13. The method according to any one of claims 1 to 12, wherein the method further comprises the step of quantification of the nucleic acid detected in the sample.

14. The method according to any one of claims 1 to 13, wherein the method comprises a method of genome detection for therapeutics, or authentication methods.

15. A method of identifying a disease in a subject, comprising detecting the presence of a nucleic acid fragment by performing an amplification reaction on a sample obtained from the subject in the presence of a proofreading polymerase and a primer with a 2’-sugar modification.

16. The method according to claim 15, wherein the nucleic acid fragment/ template comprises a sequence selected from the group listed in Table 2 or a part thereof.

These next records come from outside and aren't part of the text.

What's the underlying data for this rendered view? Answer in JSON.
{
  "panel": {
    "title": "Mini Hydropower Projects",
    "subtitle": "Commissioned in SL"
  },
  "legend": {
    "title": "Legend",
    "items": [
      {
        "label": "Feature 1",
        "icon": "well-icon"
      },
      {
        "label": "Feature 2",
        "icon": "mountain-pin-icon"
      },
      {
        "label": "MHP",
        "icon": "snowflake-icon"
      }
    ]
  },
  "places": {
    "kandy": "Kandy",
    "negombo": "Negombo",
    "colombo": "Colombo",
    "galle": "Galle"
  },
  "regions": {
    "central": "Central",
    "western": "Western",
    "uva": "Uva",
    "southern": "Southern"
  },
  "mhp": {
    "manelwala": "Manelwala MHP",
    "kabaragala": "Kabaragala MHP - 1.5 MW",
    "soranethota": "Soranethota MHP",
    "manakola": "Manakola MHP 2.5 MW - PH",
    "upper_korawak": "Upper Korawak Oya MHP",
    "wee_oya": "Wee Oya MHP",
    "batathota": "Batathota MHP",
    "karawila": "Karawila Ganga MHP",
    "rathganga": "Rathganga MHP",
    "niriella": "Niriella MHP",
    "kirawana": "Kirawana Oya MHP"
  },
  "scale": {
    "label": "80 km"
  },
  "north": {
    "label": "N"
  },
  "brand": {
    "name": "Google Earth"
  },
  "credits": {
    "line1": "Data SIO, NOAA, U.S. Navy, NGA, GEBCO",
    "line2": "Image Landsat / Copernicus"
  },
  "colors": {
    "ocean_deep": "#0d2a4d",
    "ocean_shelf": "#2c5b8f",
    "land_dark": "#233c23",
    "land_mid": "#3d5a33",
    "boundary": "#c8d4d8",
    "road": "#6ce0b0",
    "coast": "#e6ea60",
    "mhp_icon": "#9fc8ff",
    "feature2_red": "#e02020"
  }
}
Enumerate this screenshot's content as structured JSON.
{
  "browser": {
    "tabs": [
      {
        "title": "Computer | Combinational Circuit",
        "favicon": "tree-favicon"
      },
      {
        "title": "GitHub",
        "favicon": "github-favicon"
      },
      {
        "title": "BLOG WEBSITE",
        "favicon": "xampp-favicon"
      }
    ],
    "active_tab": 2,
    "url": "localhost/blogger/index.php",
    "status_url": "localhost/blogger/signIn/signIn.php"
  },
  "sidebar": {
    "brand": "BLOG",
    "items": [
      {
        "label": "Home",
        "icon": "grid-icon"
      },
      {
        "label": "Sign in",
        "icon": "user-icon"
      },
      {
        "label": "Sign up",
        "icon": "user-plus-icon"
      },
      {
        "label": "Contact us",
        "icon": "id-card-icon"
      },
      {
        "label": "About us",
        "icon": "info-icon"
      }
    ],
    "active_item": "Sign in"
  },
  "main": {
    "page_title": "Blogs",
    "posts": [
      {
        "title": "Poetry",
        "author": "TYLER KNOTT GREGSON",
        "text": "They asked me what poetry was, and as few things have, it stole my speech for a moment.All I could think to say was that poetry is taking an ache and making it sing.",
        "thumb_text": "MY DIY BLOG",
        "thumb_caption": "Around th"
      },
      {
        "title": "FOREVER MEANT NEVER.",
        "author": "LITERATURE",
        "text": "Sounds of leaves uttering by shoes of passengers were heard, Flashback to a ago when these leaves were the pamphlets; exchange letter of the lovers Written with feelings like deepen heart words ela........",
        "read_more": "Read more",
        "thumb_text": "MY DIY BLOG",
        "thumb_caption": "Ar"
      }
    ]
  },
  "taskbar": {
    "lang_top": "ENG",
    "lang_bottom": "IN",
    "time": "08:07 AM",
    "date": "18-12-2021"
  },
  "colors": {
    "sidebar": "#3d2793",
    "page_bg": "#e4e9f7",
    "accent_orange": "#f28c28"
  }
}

17. The method according to claims 15 or 16, wherein the primers comprise a sequence selected from the group listed in Table 3 or a part thereof.

18. The method according to any one of claims 15 to 17, wherein the sample is a biological sample or a clinical sample.

19. The method according to any one of claims 15 to 18, wherein the method further comprises a step of quantifying the target nucleic acid.

20. A kit for detecting a nucleic acid in a sample, the kit comprising one or more of the following: one or more primers I primer set comprising a primer with 2’-sugar modification and a proofreading polymerase.